9. Промыть 3 раза по 5 мин с PBS. В зависимости от вашего флуоресценции вариантов микроскопии, пятна ДНК в течение 5 мин или с Hoechst 33342 (1 мкг / мл), который понадобится УФ возбуждения или с Draq5 для дальнего красного возбуждения и мыть дважды расстояние. водой.
10. Установить 20 мкл капли Mowiol на предметное стекло и смонтировать покрытие скользит с клетками с ног на голову. Клетки должны быть в пределах от скольжения крышкой и слайдов. Капля Mowiol образуют тонкий слой однородной толщины, когда покровным стеклом расположен на капли. Как правило, нет необходимости нажимать образца. Если вы хотите использовать не-погружения линз, образца готова к проверке.Для микроскопического анализа с погружением линзы, не говоря образца сохнуть в течение приблизительно 1 часа, пока Mowiol укрепил на границе образца.

4. Подготовка сети для сканирующей электронной микроскопии (SEM)

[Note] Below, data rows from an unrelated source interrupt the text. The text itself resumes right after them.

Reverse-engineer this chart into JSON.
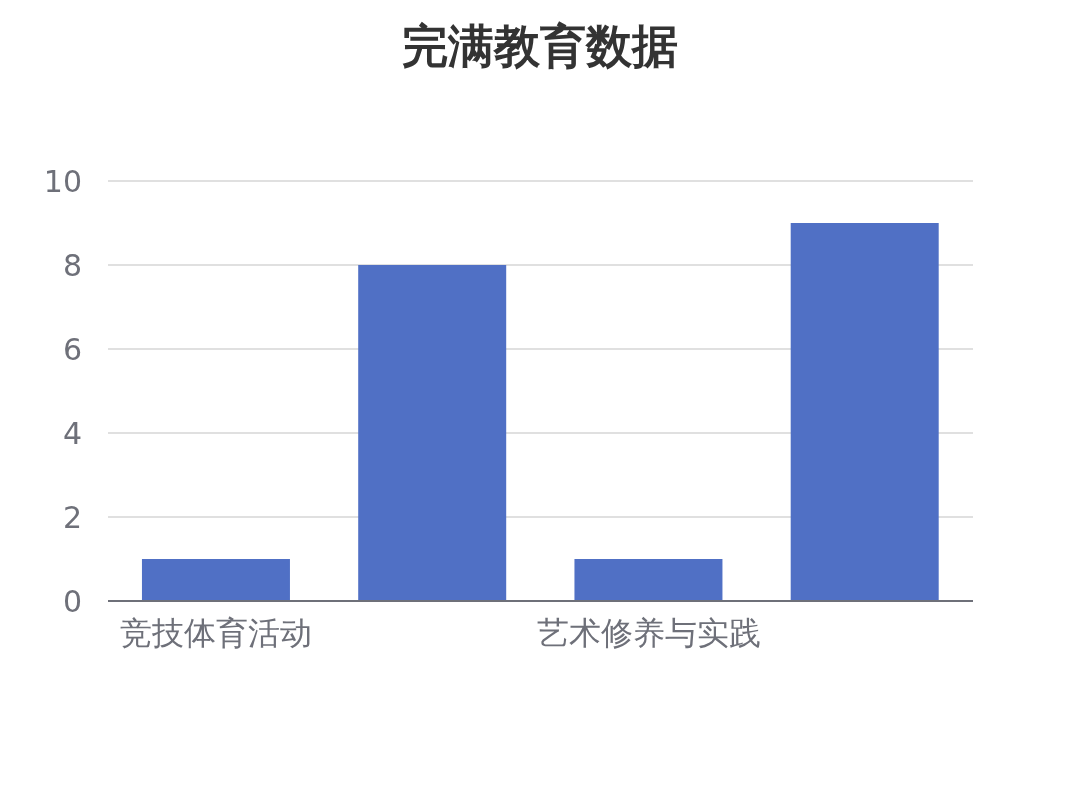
{
  "chart_data": {
    "type": "bar",
    "title": "完满教育数据",
    "categories": [
      "竞技体育活动",
      null,
      "艺术修养与实践",
      null
    ],
    "values": [
      1,
      8,
      1,
      9
    ],
    "color": "#5070c5",
    "ylim": [
      0,
      10
    ],
    "yticks": [
      0,
      2,
      4,
      6,
      8,
      10
    ],
    "grid": "y"
  }
}
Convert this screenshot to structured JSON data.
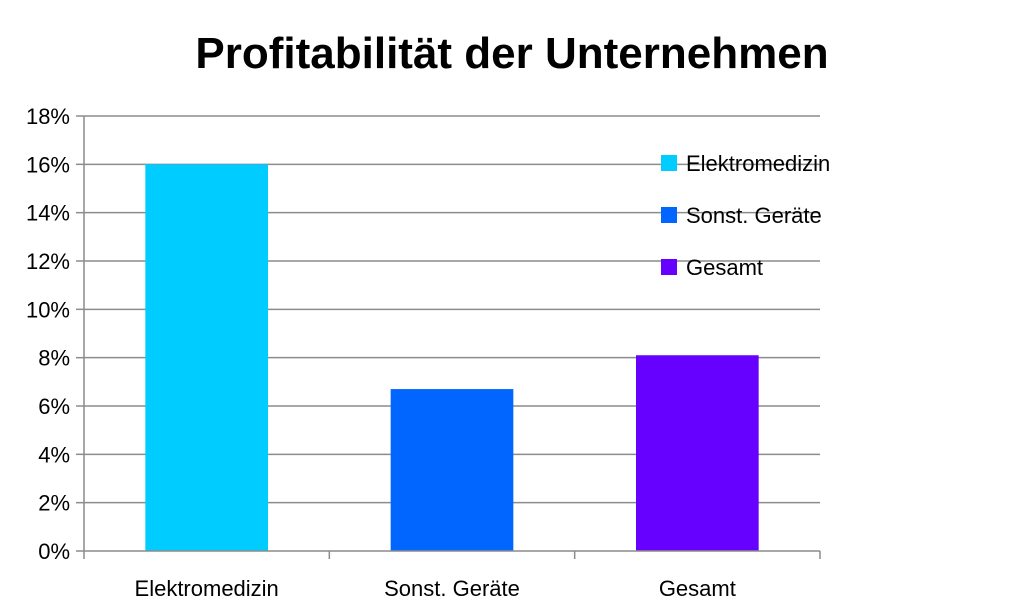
{
  "chart_data": {
    "type": "bar",
    "title": "Profitabilität der Unternehmen",
    "xlabel": "",
    "ylabel": "",
    "categories": [
      "Elektromedizin",
      "Sonst. Geräte",
      "Gesamt"
    ],
    "values": [
      16.0,
      6.7,
      8.1
    ],
    "colors": [
      "#00CCFF",
      "#0066FF",
      "#6600FF"
    ],
    "ylim": [
      0,
      18
    ],
    "yticks": [
      0,
      2,
      4,
      6,
      8,
      10,
      12,
      14,
      16,
      18
    ],
    "ytick_suffix": "%",
    "grid": true,
    "legend": {
      "placement": "right",
      "entries": [
        "Elektromedizin",
        "Sonst. Geräte",
        "Gesamt"
      ]
    }
  }
}
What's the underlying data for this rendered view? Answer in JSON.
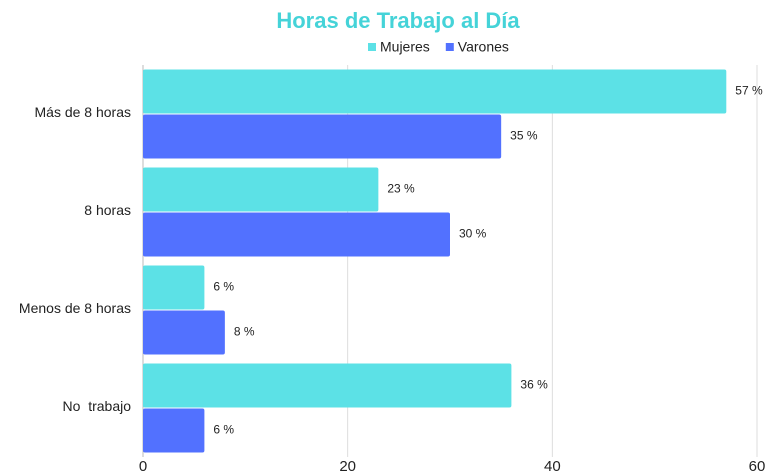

1. Сообщение исправить клеток на стеклянные крышки скользит в 24-луночный планшет с 2,5% глутарового альдегида.
2. Удалить стеклянная крышка скользит, содержащих клетки из 24-и культуру пластину и поставить вверх дном на каплю воды. Вымойте так 3 раза в течение 5 мин.
3. Передача крышка скользит обратно в 24-луночных культуре клеток пластину, содержащую 0,5% OsO4 и инкубировать 30 мин.
4. Удалить стеклянная крышка скользит, содержащих клетки из 24-и культуру пластину и поставить вверх дном на каплю воды. Вымойте так 3 раза в течение 5 мин.
5. Передача крышка скользит обратно в 24-клеточной культуре также пластины, содержащей 1% дубильной кислоты и инкубировать 30 мин.
6. Повторите шаги с 4,2 до 4,4
7. Дегидрировать через такую ​​схему (5 минут каждая):
   • 30% этанола
   • 50% этанола
   • 70% этанола
   • 80% этанола
   • 90% этанола
   • 100% этаноле
   • 100% этаноле
   • 100% этаноле
8. Передача крышка скользит в критической точке сушилку и сухой образцы.
9. Пальто поверхности образца с 5 нм платина / углерод слой с помощью тонкого слоя испарителя

5. Представитель Результаты:

Изоляции метод обычно дает нестимулированных жизнеспособных нейтрофилов с чистотой более 95%. При включенной в различные моменты времени после стимуляции иммунной протокол показана последовательность морфологических изменений при NETosis ячейки уплощение, утрата ядерной дольки, потеря гранул и ядро ​​целостность, что приводит к увеличению перекрытия ядерных (т.е. гистонов) и гранулированной (т.е. эластазы нейтрофилов) окрашивания. Этот протокол может служить отправной точкой для анализа специфических взаимодействий патогенов с нейтрофилов. Это взаимодействие можно разрезать более подробно использованием подготовка протокола для сканирующей электронной микроскопии.

NET флуоресценции

Пример вынужденного нейтрофилов окрашивают в течение NET компонентов (синий = ДНК, красный = гистонов, зеленый = эластазы нейтрофилов). Изображения показывают, помимо NET локализации, ядерной локализации ДНК и гистонов и гранулированных шаблон для эластазы нейтрофилов.

SEM PMA стимуляции

Сканирующего электронного микроскопа показывает, не стимулируется и PMA-стимулированных нейтрофилов. После стимуляции нейтрофилов выравниваться и производить NET.

SEM Сети и шигеллы

Более высокое разрешение изображения SEM бактерий Shigella в ловушке NET.

Обсуждение

При условии, протокол позволит изоляции, не стимулировали нейтрофилов на значительном чистоты, индукция NET формирования и анализа морфологических изменений при NETosis. При работе с образцами с осторожностью, т.е. избежать суровых условий промывки, что приведет к потере большей части свободно прилагается сетей, количество NET образование в различных условиях стимуляции (длительность стимула), можно сравнить. В этой связи, при условии, протоколы могут служить отправной точкой для разработки методов для анализа более сложных сценариев: нейтрофилов / патогена взаимодействия, последовательность стимулов, взаимодействие с другими иммунными клетками.